A Host’s Guide to Kitchen Design

Jonathan Yaraghi, Safavieh’s creative director, reveals his best tips for decorating dining spaces with guests in mind

By Camille Rankin

Published on September 4, 2015

“If I can’t fit my guests at the table, I won’t try to feed them,” says Jonathan Yaraghi, creative director of Safavieh, a rug and furniture company founded by his family more than 100 years ago in Iran and now based in New York. The 32-year-old designer is the driving force behind the company’s expanding online business and innovations like the spring-coil mattress that's delivered in a box the size of a golf bag. At home, he likes hosting seated dinners with his girlfriend in his Soho loft. With its 14-foot ceilings, original wood beams, and double-height windows that bring in the sights and sounds of the neighborhood, the loft and its open layout are great for guests. We visited him recently to get his tips on how he transformed the space to suit his love for entertaining.

What's the key to a great kitchen?
I think it's the island, because of how it brings people together. Before getting my island, the kitchen was not an active space when guests came over. The moment the island was added, it suddenly became the place where the party started. I don't have a large kitchen, but I put one in anyway, and I love it.

It's an unusual island, too, because it has an open space below the countertop, which you rarely see.
Yes, I had it made for me that way. I display my ceramics on the open shelf, but it can be used as extra storage space for just about anything.

How can someone get that look?
You can totally transform your kitchen by finding a cool furniture piece that works as an island. You can even just find a great piece of stone, and get a carpenter to put a simple base on it. The intention should be to create a focal point in the kitchen, and that's really what this one does. People just gather around it.

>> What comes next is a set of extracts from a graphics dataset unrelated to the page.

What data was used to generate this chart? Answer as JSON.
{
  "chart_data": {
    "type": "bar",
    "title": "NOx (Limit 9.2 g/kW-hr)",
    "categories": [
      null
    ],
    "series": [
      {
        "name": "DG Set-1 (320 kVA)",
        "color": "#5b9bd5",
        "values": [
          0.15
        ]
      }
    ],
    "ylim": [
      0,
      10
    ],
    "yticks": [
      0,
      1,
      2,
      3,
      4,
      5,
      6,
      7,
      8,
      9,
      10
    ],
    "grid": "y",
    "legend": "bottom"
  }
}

How do you add personality to a kitchen?
One thing that's really fun is hardware. I bought the handles for my island at Anthropologie, and I think that's a great way to personalize a piece that you're otherwise able to find in any store. The moment you put the "jewelry" on, you get a new look. It's like adding pillows to a sofa.

How about color?
My kitchen is very black and white, but I do like to add a little color, and I do it with flowers. They really pop, especially against the white marble. I like to keep my countertops super clean, with not a lot on them, so for me, adding fresh flowers is the way to go.

Wood floor or tile?
I like wood floors, because they're warmer. The only place I like to see tile is as a backsplash against the wall, especially if it's large pieces of marble.

Yaraghi in his New York City home.

Tell me about your dining room table. It's really striking.
It was made for this space by Terracea, a line we carry in our stores. Their tables are made in Mexico. When you look at the top of it and see all the pieces of wood, tiled together, it's really fabulous. I definitely wanted a round table. Before I moved in there was a rectangular table, but I think it messes up the vibe during dinner.

Is the table the first thing you should choose for the dining room?
No, I'd say you should look for the rug first. It sets the stage for what you're going to bring into the space, what colors you're going to bring in. Mine is a square rug, and it's made of cowhide in shades of brown and gray. When you look at it, you see that everything else kind of falls in—the silvers, the metals, the round dining table. It's not necessarily the focal point of the room in the end, but it's important as a starting point.

How do you keep things interesting, design-wise?
I think for a dining room, whether you're having an occasion or not, it's important to have a couple of pieces that you move around. Maybe a nice sculpture, or a bowl, things like that. I rotate mine all the time. So you'll constantly see things turned around in the room. It gives a different feeling every time.

What's the biggest mistake people make in decorating?
They go too far left or too far right. And they try to get a matchy-matchy look. I think it's important not to become comfortable with one extreme or the other. You have to find the right balance. You shouldn't go too traditional or too contemporary. You have to kind of bring in an element of surprise, something that isn't expected.

How can you instantly update a dining room?
Chairs! There are so many great options for dining chairs right now, and they make such a big difference. New chairs can change the entire look of a dining room. And don't be afraid to mix styles, like putting contemporary chairs with a traditional table. It brings a great new feeling to the space.